Invasi yang disebut-sebut itu gagal dalam hitungan hari setelah pasukan Kuba mengalahkan para pengungsi dengan telak. Kesuksesan ini memperkuat posisi Castro, yang mengonsolidasikan kekuasaannya dan mempererat hubungan dengan Uni Soviet.
Kegagalan kudeta ini memicu Krisis Rudal Kuba 1962, ketika dunia hampir terjerumus ke dalam perang nuklir skala penuh pada era Perang Dingin.
Vietnam Selatan – 1963
AS merencanakan dan melaksanakan penggulingan Presiden Ngo Dinh Diem pada tahun 1963, yang kebijakannya diduga merusak upaya Washington untuk melawan komunisme di negara tersebut.
CIA membantu enderal-jenderal Vietnam Selatan menggulingkan presiden, sementara Duta Besar AS Henry Cabot Lodge Jr. menyediakan dana.
Meskipun jenderal-jenderal tersebut menggulingkan dan membunuh presiden mereka, kudeta tersebut menciptakan kekosongan politik, melemahkan pemerintah Vietnam Selatan sambil memperkuat pemberontakan Viet Cong.
Ketidakstabilan tersebut membuka jalan bagi eskalasi keterlibatan militer AS, yang mengakibatkan lebih dari 58.000 kematian warga AS beserta jutaan korban Vietnam.
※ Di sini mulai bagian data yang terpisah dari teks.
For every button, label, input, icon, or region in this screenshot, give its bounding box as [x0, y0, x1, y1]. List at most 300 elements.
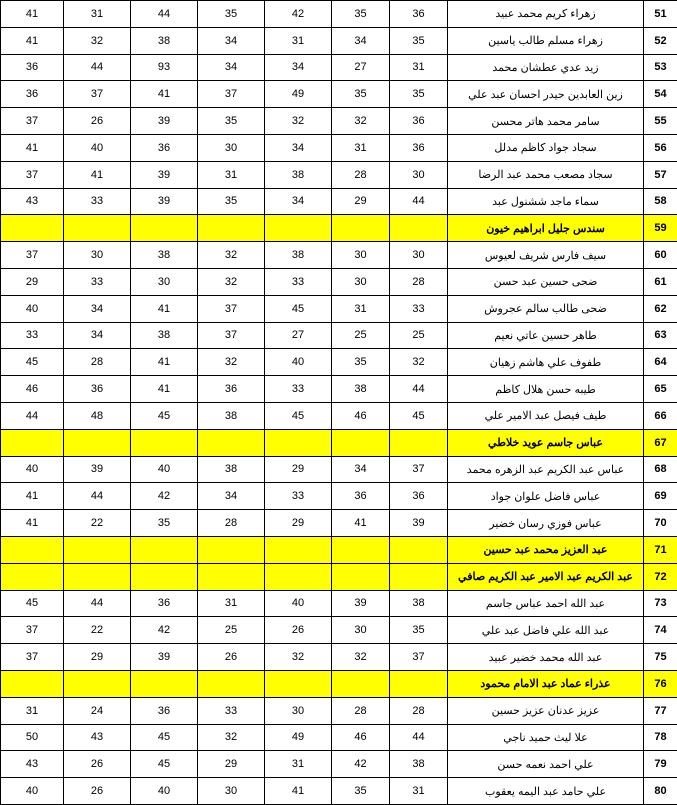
grade-cell: 29	[198, 751, 265, 778]
grade-cell: 31	[64, 1, 131, 28]
grade-cell: 45	[1, 590, 64, 617]
grade-cell: 41	[1, 1, 64, 28]
row-index-cell: 60	[644, 242, 677, 269]
grade-cell	[390, 670, 448, 697]
grade-cell: 32	[198, 268, 265, 295]
grade-cell	[265, 563, 332, 590]
row-index-cell: 53	[644, 54, 677, 81]
grade-cell: 45	[390, 402, 448, 429]
grade-cell: 40	[131, 456, 198, 483]
table-row	[1, 188, 677, 215]
grade-cell: 35	[390, 617, 448, 644]
grade-cell: 30	[390, 161, 448, 188]
grade-cell: 42	[332, 751, 390, 778]
row-index-cell: 54	[644, 81, 677, 108]
student-name-cell: عبد الله احمد عباس جاسم	[448, 590, 644, 617]
grade-cell: 44	[390, 724, 448, 751]
grade-cell: 49	[265, 724, 332, 751]
grade-cell	[1, 536, 64, 563]
grade-cell: 31	[332, 134, 390, 161]
row-index-cell: 74	[644, 617, 677, 644]
grade-cell: 26	[64, 751, 131, 778]
grade-cell: 36	[131, 134, 198, 161]
grade-cell: 28	[332, 161, 390, 188]
grade-cell	[198, 215, 265, 242]
grade-cell: 33	[265, 376, 332, 403]
student-name-cell: زين العابدين حيدر احسان عبد علي	[448, 81, 644, 108]
student-name-cell: سيف فارس شريف لعيوس	[448, 242, 644, 269]
grade-cell: 34	[265, 188, 332, 215]
grade-cell: 37	[198, 322, 265, 349]
grade-cell: 26	[64, 108, 131, 135]
grade-cell: 37	[1, 108, 64, 135]
grade-cell: 46	[332, 402, 390, 429]
student-name-cell: ضحى حسين عبد حسن	[448, 268, 644, 295]
table-row	[1, 456, 677, 483]
table-row	[1, 108, 677, 135]
grade-cell: 41	[1, 134, 64, 161]
grade-cell: 30	[332, 617, 390, 644]
grade-cell: 30	[64, 242, 131, 269]
grade-cell	[64, 215, 131, 242]
grade-cell: 24	[64, 697, 131, 724]
student-name-cell: سندس جليل ابراهيم خيون	[448, 215, 644, 242]
table-row	[1, 1, 677, 28]
student-name-cell: عبد الله علي فاضل عبد علي	[448, 617, 644, 644]
grade-cell: 37	[1, 644, 64, 671]
grade-cell: 38	[131, 322, 198, 349]
row-index-cell: 63	[644, 322, 677, 349]
grade-cell: 36	[332, 483, 390, 510]
grade-cell: 32	[265, 108, 332, 135]
row-index-cell: 67	[644, 429, 677, 456]
grade-cell: 45	[131, 751, 198, 778]
grade-cell: 38	[131, 27, 198, 54]
table-row	[1, 644, 677, 671]
grade-cell: 32	[198, 724, 265, 751]
table-row	[1, 778, 677, 805]
grade-cell: 36	[390, 134, 448, 161]
student-name-cell: سجاد جواد كاظم مدلل	[448, 134, 644, 161]
grade-cell: 44	[64, 483, 131, 510]
grade-cell: 35	[198, 108, 265, 135]
table-row	[1, 536, 677, 563]
grade-cell: 34	[198, 27, 265, 54]
grade-cell: 33	[265, 483, 332, 510]
grade-cell: 30	[131, 268, 198, 295]
table-row	[1, 322, 677, 349]
student-name-cell: علا ليث حميد ناجي	[448, 724, 644, 751]
grade-cell: 26	[198, 644, 265, 671]
grade-cell: 44	[131, 1, 198, 28]
grade-cell: 40	[1, 778, 64, 805]
row-index-cell: 65	[644, 376, 677, 403]
grades-table-body	[1, 1, 677, 805]
grade-cell	[332, 563, 390, 590]
grade-cell: 25	[390, 322, 448, 349]
grade-cell	[1, 429, 64, 456]
row-index-cell: 59	[644, 215, 677, 242]
grade-cell: 28	[390, 697, 448, 724]
row-index-cell: 57	[644, 161, 677, 188]
grade-cell: 33	[64, 188, 131, 215]
student-name-cell: عبد العزيز محمد عبد حسين	[448, 536, 644, 563]
grade-cell: 43	[64, 724, 131, 751]
grade-cell: 34	[198, 54, 265, 81]
grade-cell: 27	[332, 54, 390, 81]
grade-cell: 25	[198, 617, 265, 644]
grade-cell: 48	[64, 402, 131, 429]
grade-cell: 37	[198, 81, 265, 108]
student-name-cell: سماء ماجد ششنول عبد	[448, 188, 644, 215]
grade-cell: 36	[64, 376, 131, 403]
grade-cell: 35	[332, 81, 390, 108]
grade-cell: 46	[332, 724, 390, 751]
grade-cell: 34	[265, 134, 332, 161]
table-row	[1, 134, 677, 161]
grade-cell: 31	[390, 54, 448, 81]
row-index-cell: 62	[644, 295, 677, 322]
grade-cell	[265, 429, 332, 456]
grade-cell: 39	[131, 644, 198, 671]
grade-cell	[332, 670, 390, 697]
grade-cell: 33	[64, 268, 131, 295]
table-row	[1, 54, 677, 81]
grade-cell: 42	[131, 617, 198, 644]
row-index-cell: 76	[644, 670, 677, 697]
grade-cell: 35	[332, 1, 390, 28]
grade-cell: 27	[265, 322, 332, 349]
row-index-cell: 56	[644, 134, 677, 161]
table-row	[1, 483, 677, 510]
grade-cell: 37	[64, 81, 131, 108]
grade-cell	[64, 536, 131, 563]
grade-cell: 34	[64, 295, 131, 322]
row-index-cell: 52	[644, 27, 677, 54]
grade-cell: 30	[390, 242, 448, 269]
grade-cell: 36	[131, 697, 198, 724]
grade-cell: 39	[332, 590, 390, 617]
student-name-cell: طيبه حسن هلال كاظم	[448, 376, 644, 403]
grade-cell: 37	[1, 242, 64, 269]
grade-cell: 45	[131, 724, 198, 751]
table-row	[1, 81, 677, 108]
grade-cell: 45	[265, 295, 332, 322]
grade-cell: 36	[390, 1, 448, 28]
grade-cell: 32	[332, 644, 390, 671]
grade-cell: 28	[198, 510, 265, 537]
grade-cell: 37	[198, 295, 265, 322]
student-name-cell: زيد عدي عطشان محمد	[448, 54, 644, 81]
grade-cell: 41	[131, 349, 198, 376]
table-row	[1, 617, 677, 644]
grade-cell: 39	[131, 161, 198, 188]
row-index-cell: 55	[644, 108, 677, 135]
student-name-cell: ضحى طالب سالم عجروش	[448, 295, 644, 322]
grade-cell: 30	[265, 697, 332, 724]
grade-cell: 34	[198, 483, 265, 510]
grade-cell: 40	[64, 134, 131, 161]
grade-cell: 41	[131, 295, 198, 322]
student-name-cell: عبد الله محمد خضير عبيد	[448, 644, 644, 671]
grade-cell: 31	[265, 751, 332, 778]
grade-cell: 39	[390, 510, 448, 537]
grade-cell: 36	[390, 483, 448, 510]
grade-cell	[131, 563, 198, 590]
student-name-cell: علي احمد نعمه حسن	[448, 751, 644, 778]
row-index-cell: 72	[644, 563, 677, 590]
grade-cell: 41	[332, 510, 390, 537]
student-name-cell: سجاد مصعب محمد عبد الرضا	[448, 161, 644, 188]
grade-cell: 35	[332, 778, 390, 805]
grade-cell: 43	[1, 188, 64, 215]
table-row	[1, 295, 677, 322]
grade-cell	[131, 215, 198, 242]
row-index-cell: 61	[644, 268, 677, 295]
grade-cell: 25	[332, 322, 390, 349]
grade-cell	[131, 429, 198, 456]
grade-cell: 35	[332, 349, 390, 376]
row-index-cell: 77	[644, 697, 677, 724]
grade-cell: 30	[198, 134, 265, 161]
grade-cell: 40	[265, 349, 332, 376]
grade-cell	[332, 536, 390, 563]
grade-cell: 32	[332, 108, 390, 135]
grade-cell	[131, 536, 198, 563]
grade-cell: 36	[390, 108, 448, 135]
grade-cell: 45	[265, 402, 332, 429]
student-name-cell: طاهر حسين عاتي نعيم	[448, 322, 644, 349]
row-index-cell: 58	[644, 188, 677, 215]
grade-cell: 35	[390, 27, 448, 54]
grade-cell	[198, 536, 265, 563]
student-name-cell: عباس جاسم عويد خلاطي	[448, 429, 644, 456]
grade-cell: 33	[390, 295, 448, 322]
grade-cell: 46	[1, 376, 64, 403]
student-name-cell: عبد الكريم عبد الامير عبد الكريم صافي	[448, 563, 644, 590]
grade-cell	[131, 670, 198, 697]
table-row	[1, 670, 677, 697]
grade-cell: 36	[131, 590, 198, 617]
grade-cell: 32	[64, 27, 131, 54]
grade-cell	[198, 429, 265, 456]
grade-cell: 33	[198, 697, 265, 724]
grade-cell	[390, 563, 448, 590]
student-name-cell: طيف فيصل عبد الامير علي	[448, 402, 644, 429]
grade-cell: 22	[64, 510, 131, 537]
grade-cell: 29	[64, 644, 131, 671]
grade-cell: 31	[265, 27, 332, 54]
row-index-cell: 71	[644, 536, 677, 563]
grade-cell: 36	[1, 81, 64, 108]
row-index-cell: 64	[644, 349, 677, 376]
grade-cell: 31	[1, 697, 64, 724]
grade-cell: 34	[265, 54, 332, 81]
grade-cell	[390, 429, 448, 456]
grade-cell: 33	[265, 268, 332, 295]
row-index-cell: 75	[644, 644, 677, 671]
grade-cell: 36	[1, 54, 64, 81]
grade-cell	[390, 215, 448, 242]
grade-cell: 28	[64, 349, 131, 376]
grade-cell: 28	[390, 268, 448, 295]
table-row	[1, 376, 677, 403]
student-name-cell: عباس فاضل علوان جواد	[448, 483, 644, 510]
grade-cell: 42	[131, 483, 198, 510]
grade-cell: 40	[131, 778, 198, 805]
student-name-cell: علي حامد عبد اليمه يعقوب	[448, 778, 644, 805]
grade-cell: 44	[64, 590, 131, 617]
grade-cell: 44	[1, 402, 64, 429]
grade-cell: 41	[1, 483, 64, 510]
grade-cell: 41	[265, 778, 332, 805]
row-index-cell: 78	[644, 724, 677, 751]
grade-cell	[265, 670, 332, 697]
grade-cell: 41	[1, 510, 64, 537]
grade-cell: 49	[265, 81, 332, 108]
grade-cell: 40	[265, 590, 332, 617]
grade-cell: 30	[332, 242, 390, 269]
grade-cell: 39	[64, 456, 131, 483]
grade-cell	[198, 563, 265, 590]
grade-cell: 29	[1, 268, 64, 295]
grade-cell: 37	[390, 456, 448, 483]
table-row	[1, 27, 677, 54]
student-name-cell: زهراء كريم محمد عبيد	[448, 1, 644, 28]
grade-cell: 38	[198, 456, 265, 483]
grade-cell: 26	[64, 778, 131, 805]
grade-cell: 37	[390, 644, 448, 671]
grade-cell: 50	[1, 724, 64, 751]
table-row	[1, 429, 677, 456]
grade-cell: 38	[265, 242, 332, 269]
grade-cell: 33	[1, 322, 64, 349]
row-index-cell: 66	[644, 402, 677, 429]
grade-cell: 30	[332, 268, 390, 295]
row-index-cell: 70	[644, 510, 677, 537]
grade-cell	[64, 429, 131, 456]
grade-cell: 37	[1, 161, 64, 188]
table-row	[1, 402, 677, 429]
grade-cell	[265, 536, 332, 563]
grade-cell: 45	[1, 349, 64, 376]
grade-cell: 43	[1, 751, 64, 778]
grade-cell	[265, 215, 332, 242]
grade-cell: 38	[332, 376, 390, 403]
table-row	[1, 268, 677, 295]
grade-cell: 38	[265, 161, 332, 188]
grade-cell	[1, 215, 64, 242]
grade-cell: 31	[198, 590, 265, 617]
grade-cell: 38	[131, 242, 198, 269]
grade-cell: 41	[1, 27, 64, 54]
row-index-cell: 69	[644, 483, 677, 510]
table-row	[1, 510, 677, 537]
grade-cell: 35	[198, 188, 265, 215]
row-index-cell: 73	[644, 590, 677, 617]
grade-cell: 32	[390, 349, 448, 376]
grade-cell: 44	[390, 376, 448, 403]
grade-cell: 32	[198, 349, 265, 376]
student-name-cell: طفوف علي هاشم زهيان	[448, 349, 644, 376]
grade-cell: 41	[64, 161, 131, 188]
grade-cell: 40	[1, 456, 64, 483]
grade-cell: 35	[390, 81, 448, 108]
grade-cell: 39	[131, 108, 198, 135]
grade-cell: 32	[265, 644, 332, 671]
table-row	[1, 590, 677, 617]
row-index-cell: 80	[644, 778, 677, 805]
table-row	[1, 751, 677, 778]
grade-cell: 34	[332, 456, 390, 483]
row-index-cell: 68	[644, 456, 677, 483]
grade-cell: 29	[265, 456, 332, 483]
grade-cell: 35	[131, 510, 198, 537]
table-row	[1, 697, 677, 724]
row-index-cell: 51	[644, 1, 677, 28]
grade-cell: 29	[332, 188, 390, 215]
grade-cell	[1, 563, 64, 590]
student-name-cell: عذراء عماد عبد الامام محمود	[448, 670, 644, 697]
grade-cell: 38	[390, 590, 448, 617]
table-row	[1, 563, 677, 590]
grade-cell: 42	[265, 1, 332, 28]
grade-cell	[1, 670, 64, 697]
grade-cell	[332, 429, 390, 456]
table-row	[1, 349, 677, 376]
grade-cell: 26	[265, 617, 332, 644]
grade-cell: 22	[64, 617, 131, 644]
grade-cell: 44	[390, 188, 448, 215]
student-name-cell: سامر محمد هاتر محسن	[448, 108, 644, 135]
grade-cell: 31	[390, 778, 448, 805]
grade-cell: 38	[198, 402, 265, 429]
grade-cell: 41	[131, 81, 198, 108]
grade-cell: 35	[198, 1, 265, 28]
grade-cell: 41	[131, 376, 198, 403]
grade-cell: 44	[64, 54, 131, 81]
table-row	[1, 161, 677, 188]
student-name-cell: عزيز عدنان عزيز حسين	[448, 697, 644, 724]
grade-cell: 40	[1, 295, 64, 322]
grade-cell	[198, 670, 265, 697]
grade-cell: 28	[332, 697, 390, 724]
grade-cell: 34	[64, 322, 131, 349]
grade-cell: 31	[332, 295, 390, 322]
row-index-cell: 79	[644, 751, 677, 778]
grade-cell	[390, 536, 448, 563]
grade-cell	[64, 563, 131, 590]
grade-cell	[332, 215, 390, 242]
grade-cell: 36	[198, 376, 265, 403]
grade-cell: 38	[390, 751, 448, 778]
grade-cell: 34	[332, 27, 390, 54]
student-name-cell: عباس عبد الكريم عبد الزهره محمد	[448, 456, 644, 483]
table-row	[1, 215, 677, 242]
grade-cell: 45	[131, 402, 198, 429]
grade-cell: 31	[198, 161, 265, 188]
grade-cell: 37	[1, 617, 64, 644]
grade-cell: 30	[198, 778, 265, 805]
table-row	[1, 242, 677, 269]
grade-cell: 29	[265, 510, 332, 537]
grade-cell: 32	[198, 242, 265, 269]
grade-cell: 93	[131, 54, 198, 81]
student-name-cell: عباس فوزي ‌رسان خضير	[448, 510, 644, 537]
grade-cell: 39	[131, 188, 198, 215]
table-row	[1, 724, 677, 751]
student-name-cell: زهراء مسلم طالب ياسين	[448, 27, 644, 54]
Seperti kudeta di Iran dan Guatemala, perubahan rezim yang didukung AS telah mengganggu stabilitas Vietnam Selatan dan merusak kepentingan jangka panjang AS di kawasan tersebut.
Irak – 1963
AS secara aktif mendukung kudeta Partai Baath pada tahun 1963 terhadap Perdana Menteri saat itu, Abd al-Karim Qasim, yang pro-komunis dan menolak bergabung dengan Republik Arab Bersatu yang bersekutu dengan AS.
AS memainkan “peran integral” dalam kudeta 1963, yang disebut sebagai “salah satu operasi CIA paling rumit dalam sejarah Timur Tengah”.
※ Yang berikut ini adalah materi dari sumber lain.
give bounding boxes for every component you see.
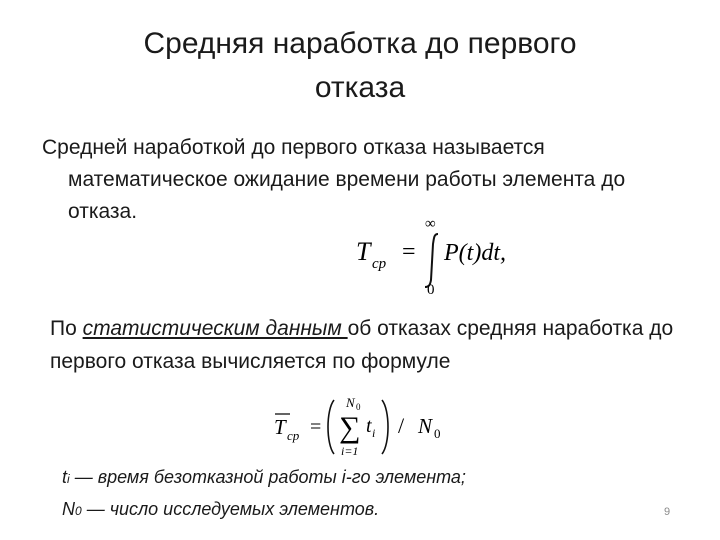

Qasim tewas, dan Partai Baath mengambil alih kekuasaan untuk sementara waktu. Namun, pemerintahan Baath kedua di bawah Saddam Hussein (1979–2003) mengubah Irak menjadi musuh AS dan menyebabkan perang, penindasan, dan ketidakstabilan regional.
Afghanistan – 1979-1989
AS mempersenjatai mujahidin Afghanistan pada 1980-an untuk menggulingkan pemerintah komunis yang didukung Soviet dan melawan pengaruh Kremlin selama Perang Dingin.
CIA secara rahasia mengalirkan miliaran dolar dalam bentuk bantuan, senjata, dan pelatihan, yang mengakibatkan penarikan pasukan Soviet dari Afghanistan pada 1989.
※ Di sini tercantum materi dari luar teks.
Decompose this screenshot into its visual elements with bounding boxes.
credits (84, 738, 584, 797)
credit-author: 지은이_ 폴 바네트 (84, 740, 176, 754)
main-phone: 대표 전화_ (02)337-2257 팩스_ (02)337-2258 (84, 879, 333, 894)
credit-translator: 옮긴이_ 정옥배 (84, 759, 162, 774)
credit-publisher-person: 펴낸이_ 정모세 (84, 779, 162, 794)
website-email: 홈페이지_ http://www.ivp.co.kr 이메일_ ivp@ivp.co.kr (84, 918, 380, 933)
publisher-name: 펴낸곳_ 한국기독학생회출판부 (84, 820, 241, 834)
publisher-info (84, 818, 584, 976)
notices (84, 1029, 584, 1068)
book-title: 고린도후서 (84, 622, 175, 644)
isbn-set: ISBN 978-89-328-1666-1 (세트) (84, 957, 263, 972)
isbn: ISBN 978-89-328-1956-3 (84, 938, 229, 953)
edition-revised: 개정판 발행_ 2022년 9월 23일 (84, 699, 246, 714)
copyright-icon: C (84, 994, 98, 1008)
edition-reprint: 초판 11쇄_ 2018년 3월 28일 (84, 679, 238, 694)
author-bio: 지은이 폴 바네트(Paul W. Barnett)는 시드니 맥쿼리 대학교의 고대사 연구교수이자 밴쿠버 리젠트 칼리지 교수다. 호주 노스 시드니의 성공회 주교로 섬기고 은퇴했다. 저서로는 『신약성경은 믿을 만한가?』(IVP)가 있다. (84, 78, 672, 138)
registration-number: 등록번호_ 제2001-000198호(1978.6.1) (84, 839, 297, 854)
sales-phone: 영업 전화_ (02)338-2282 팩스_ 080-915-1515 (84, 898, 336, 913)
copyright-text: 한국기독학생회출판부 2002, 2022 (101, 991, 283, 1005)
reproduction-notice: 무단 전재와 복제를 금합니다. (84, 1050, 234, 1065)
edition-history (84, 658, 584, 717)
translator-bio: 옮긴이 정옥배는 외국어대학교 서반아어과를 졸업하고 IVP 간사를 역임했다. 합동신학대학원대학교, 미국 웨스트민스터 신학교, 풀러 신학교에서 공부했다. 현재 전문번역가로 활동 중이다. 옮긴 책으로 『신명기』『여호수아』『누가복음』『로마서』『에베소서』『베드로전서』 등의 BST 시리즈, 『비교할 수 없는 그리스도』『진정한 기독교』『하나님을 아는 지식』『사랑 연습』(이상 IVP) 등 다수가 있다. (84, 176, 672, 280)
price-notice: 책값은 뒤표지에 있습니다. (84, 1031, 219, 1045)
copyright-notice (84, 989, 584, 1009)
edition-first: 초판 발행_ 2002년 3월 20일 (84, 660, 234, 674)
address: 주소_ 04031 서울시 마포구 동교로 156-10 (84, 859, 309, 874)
Namun, keterlibatan AS menyebabkan perang saudara (1989-96) di Afghanistan, yang membantu Taliban merebut kekuasaan. Sementara itu, Al Qaeda mendapatkan pijakan di wilayah tersebut, yang menyebabkan invasi AS pada tahun 2001 dan runtuhnya tatanan sipil selama dua dekade berikutnya.
Irak – 2003
AS menyerang Irak pada tahun 2003 untuk menggulingkan rezim Saddam Hussein, dengan alasan senjata pemusnah massal (WMD). AS berencana menggantikan rezim Saddam dengan apa yang disebut sebagai “demokrasi pro-Barat”.
Meskipun Washington berhasil menggulingkan rezim tersebut dalam waktu singkat, mereka tidak menemukan senjata pemusnah massal. Invasi tersebut memicu pemberontakan, sementara kekerasan sektarian melanda negara dan kelompok bersenjata melancarkan serangan terhadap pasukan AS.
Sementara itu, kelompok teroris seperti Daesh mendirikan basis di wilayah-wilayah yang tak terkendali, mengacaukan stabilitas seluruh kawasan.
Lebih dari 4.400 tentara AS dan ratusan ribu warga sipil Irak tewas, dengan Irak tetap dalam keadaan tidak stabil selama bertahun-tahun.